IN LOCK OFF 1 MCD2— Deep Space Network (@dsn_status) November 15, 2018
If nothing else, it was at least hope that Opportunity was indeed still alive. Its handlers had been hoping that the now-clear skies and windy season on Mars would dust off the rover’s solar panels and allow it to phone home. Then, JPL broke the bad news:
Today https://t.co/V3WGqQrrvJ showed what looked like a signal from @MarsRovers Opportunity. As much as we'd like to say this was an #OppyPhoneHome moment, further investigation shows these signals were not an Opportunity transmission.
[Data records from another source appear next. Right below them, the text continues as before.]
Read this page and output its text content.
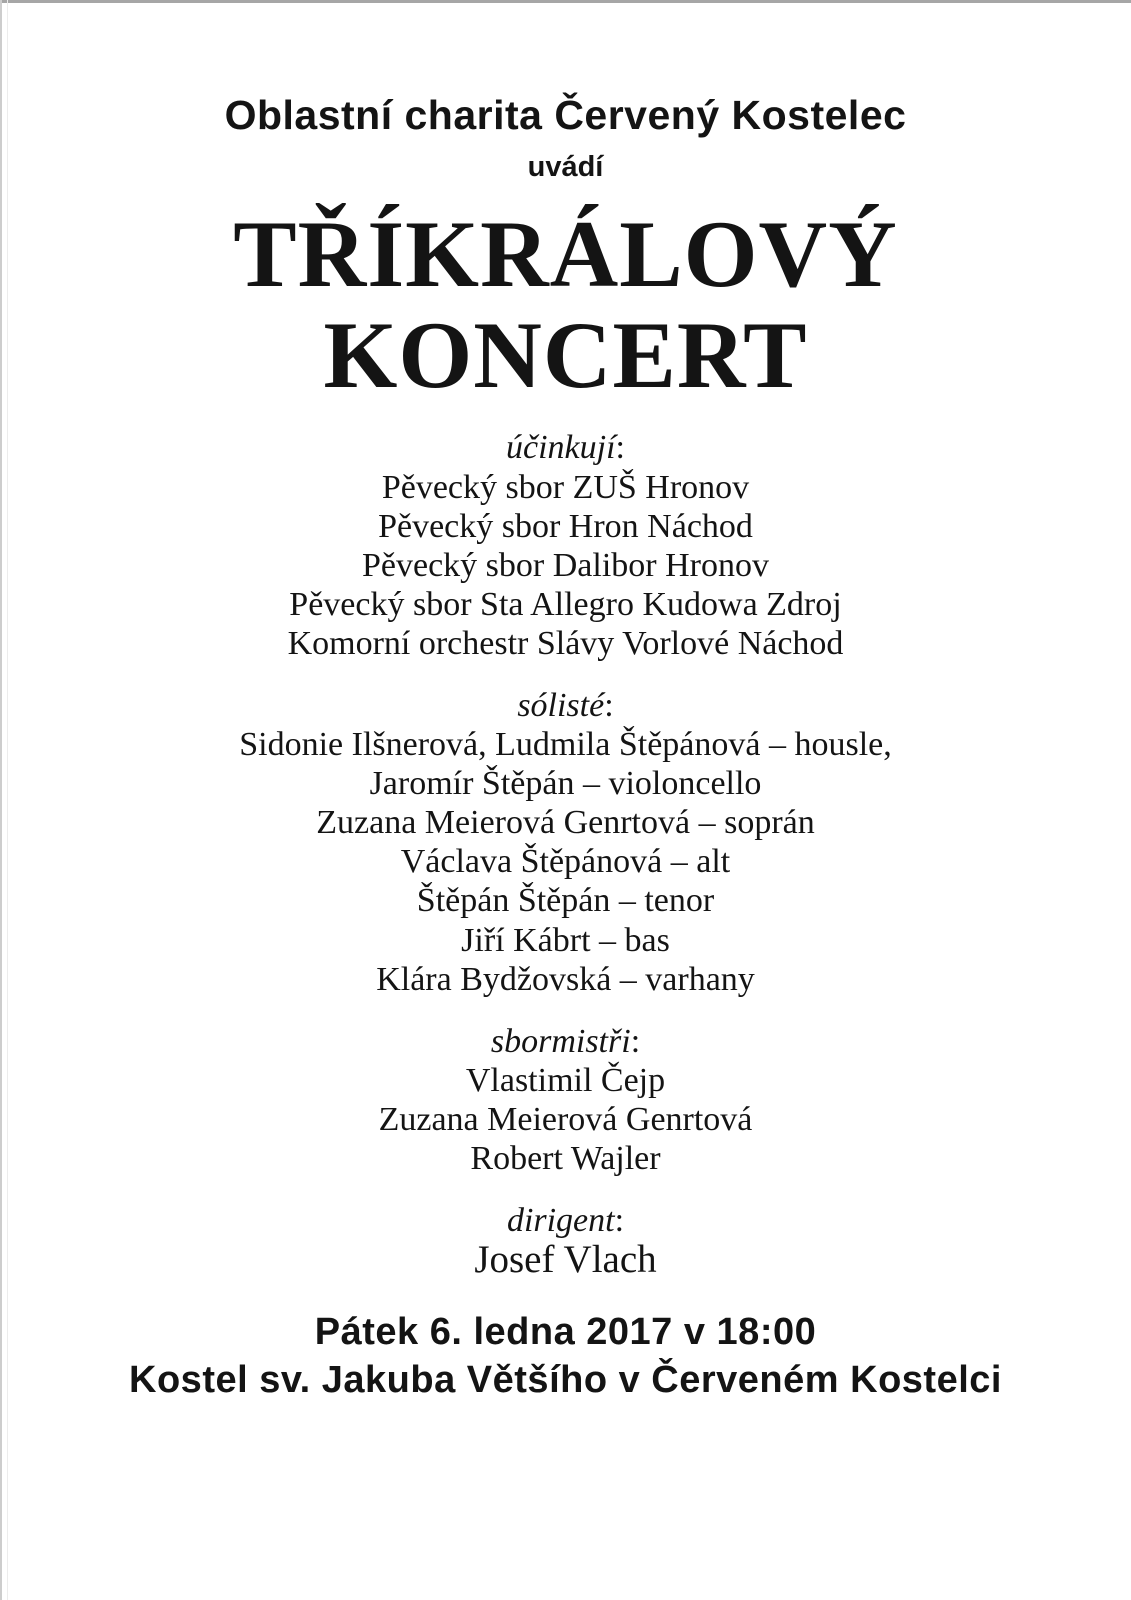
Oblastní charita Červený Kostelec
uvádí
TŘÍKRÁLOVÝ
KONCERT
účinkují:
Pěvecký sbor ZUŠ Hronov
Pěvecký sbor Hron Náchod
Pěvecký sbor Dalibor Hronov
Pěvecký sbor Sta Allegro Kudowa Zdroj
Komorní orchestr Slávy Vorlové Náchod
sólisté:
Sidonie Ilšnerová, Ludmila Štěpánová – housle,
Jaromír Štěpán – violoncello
Zuzana Meierová Genrtová – soprán
Václava Štěpánová – alt
Štěpán Štěpán – tenor
Jiří Kábrt – bas
Klára Bydžovská – varhany
sbormistři:
Vlastimil Čejp
Zuzana Meierová Genrtová
Robert Wajler
dirigent:
Josef Vlach
Pátek 6. ledna 2017 v 18:00
Kostel sv. Jakuba Většího v Červeném Kostelci
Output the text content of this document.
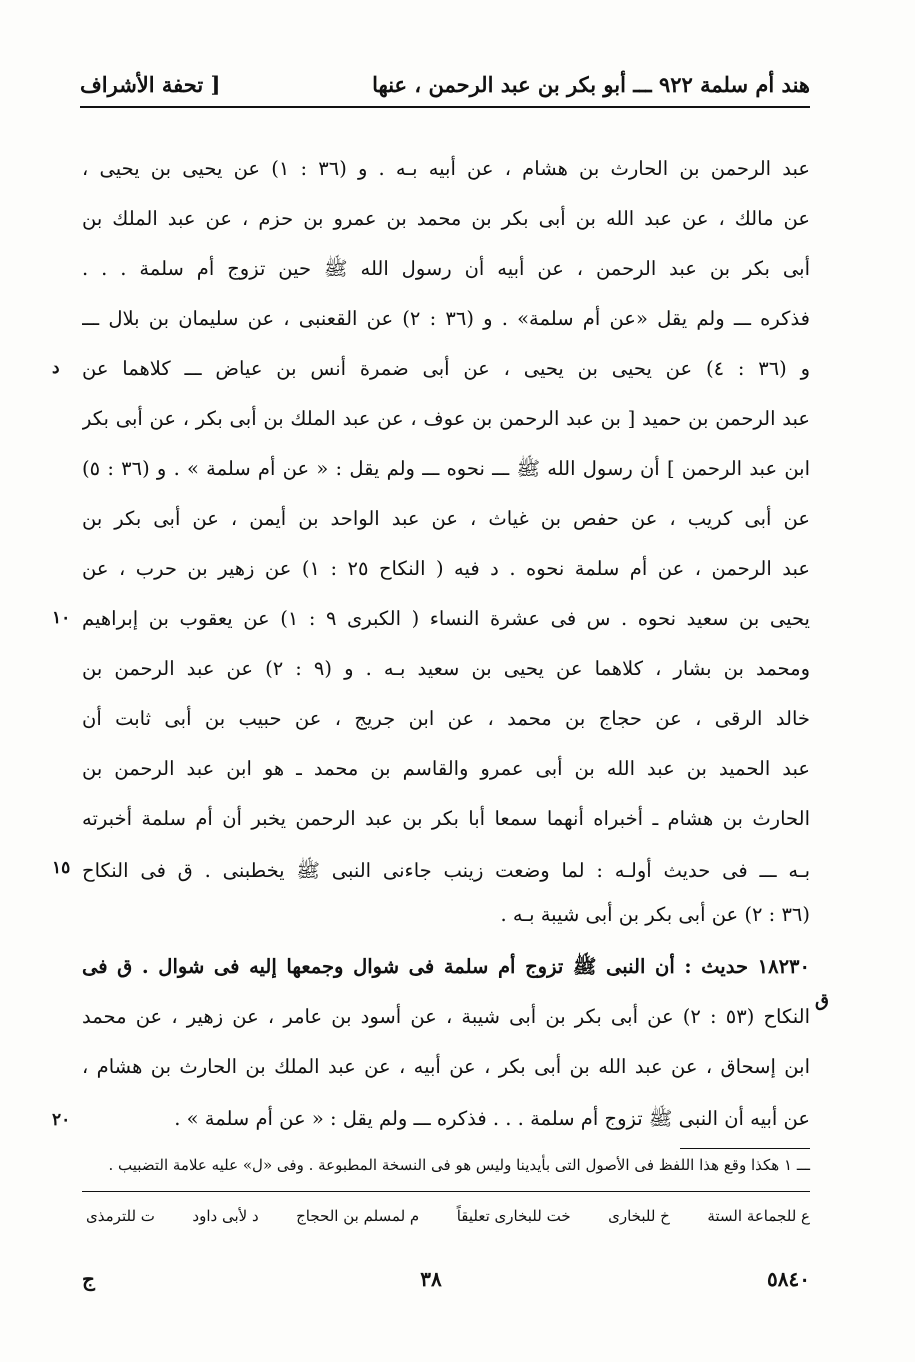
هند أم سلمة ٩٢٢ ـــ أبو بكر بن عبد الرحمن ، عنها
[ تحفة الأشراف
عبد الرحمن بن الحارث بن هشام ، عن أبيه بـه . و (٣٦ : ١) عن يحيى بن يحيى ،
عن مالك ، عن عبد الله بن أبى بكر بن محمد بن عمرو بن حزم ، عن عبد الملك بن
أبى بكر بن عبد الرحمن ، عن أبيه أن رسول الله ﷺ حين تزوج أم سلمة . . .
فذكره ـــ ولم يقل «عن أم سلمة» . و (٣٦ : ٢) عن القعنبى ، عن سليمان بن بلال ـــ
و (٣٦ : ٤) عن يحيى بن يحيى ، عن أبى ضمرة أنس بن عياض ـــ كلاهما عن
عبد الرحمن بن حميد [ بن عبد الرحمن بن عوف ، عن عبد الملك بن أبى بكر ، عن أبى بكر
ابن عبد الرحمن ] أن رسول الله ﷺ ـــ نحوه ـــ ولم يقل : « عن أم سلمة » . و (٣٦ : ٥)
عن أبى كريب ، عن حفص بن غياث ، عن عبد الواحد بن أيمن ، عن أبى بكر بن
عبد الرحمن ، عن أم سلمة نحوه . د فيه ( النكاح ٢٥ : ١) عن زهير بن حرب ، عن
يحيى بن سعيد نحوه . س فى عشرة النساء ( الكبرى ٩ : ١) عن يعقوب بن إبراهيم
ومحمد بن بشار ، كلاهما عن يحيى بن سعيد بـه . و (٩ : ٢) عن عبد الرحمن بن
خالد الرقى ، عن حجاج بن محمد ، عن ابن جريج ، عن حبيب بن أبى ثابت أن
عبد الحميد بن عبد الله بن أبى عمرو والقاسم بن محمد ـ هو ابن عبد الرحمن بن
الحارث بن هشام ـ أخبراه أنهما سمعا أبا بكر بن عبد الرحمن يخبر أن أم سلمة أخبرته
بـه ـــ فى حديث أولـه : لما وضعت زينب جاءنى النبى ﷺ يخطبنى . ق فى النكاح
(٣٦ : ٢) عن أبى بكر بن أبى شيبة بـه .
١٨٢٣٠ حديث : أن النبى ﷺ تزوج أم سلمة فى شوال وجمعها إليه فى شوال . ق فى
النكاح (٥٣ : ٢) عن أبى بكر بن أبى شيبة ، عن أسود بن عامر ، عن زهير ، عن محمد
ابن إسحاق ، عن عبد الله بن أبى بكر ، عن أبيه ، عن عبد الملك بن الحارث بن هشام ،
عن أبيه أن النبى ﷺ تزوج أم سلمة . . . فذكره ـــ ولم يقل : « عن أم سلمة » .
د
١٠
١٥
٢٠
ق
ـــ ١ هكذا وقع هذا اللفظ فى الأصول التى بأيدينا وليس هو فى النسخة المطبوعة . وفى «ل» عليه علامة التضبيب .
ع للجماعة الستة
خ للبخارى
خت للبخارى تعليقاً
م لمسلم بن الحجاج
د لأبى داود
ت للترمذى
٥٨٤٠
٣٨
ج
— NASA JPL (@NASAJPL) November 15, 2018
But if it wasn’t Opportunity, then what was the signal? JPL offers a somewhat vague explanation:
Test data or false positives can make it look like a given spacecraft is active on https://t.co/V3WGqQrrvJ. We miss @MarsRovers Opportunity, and would be overjoyed to share a verified signal with you. Our work to reestablish comms continues.
— NASA JPL (@NASAJPL) November 15, 2018
Well that’s a bummer. Still, NASA isn’t giving up hope that the rover will come back to life. Originally designed to last only a few months, it’s spent nearly a decade and a half exploring the Red Planet and may continue to do so if it can just snap out of its funk. We’ll be keeping our fingers crossed.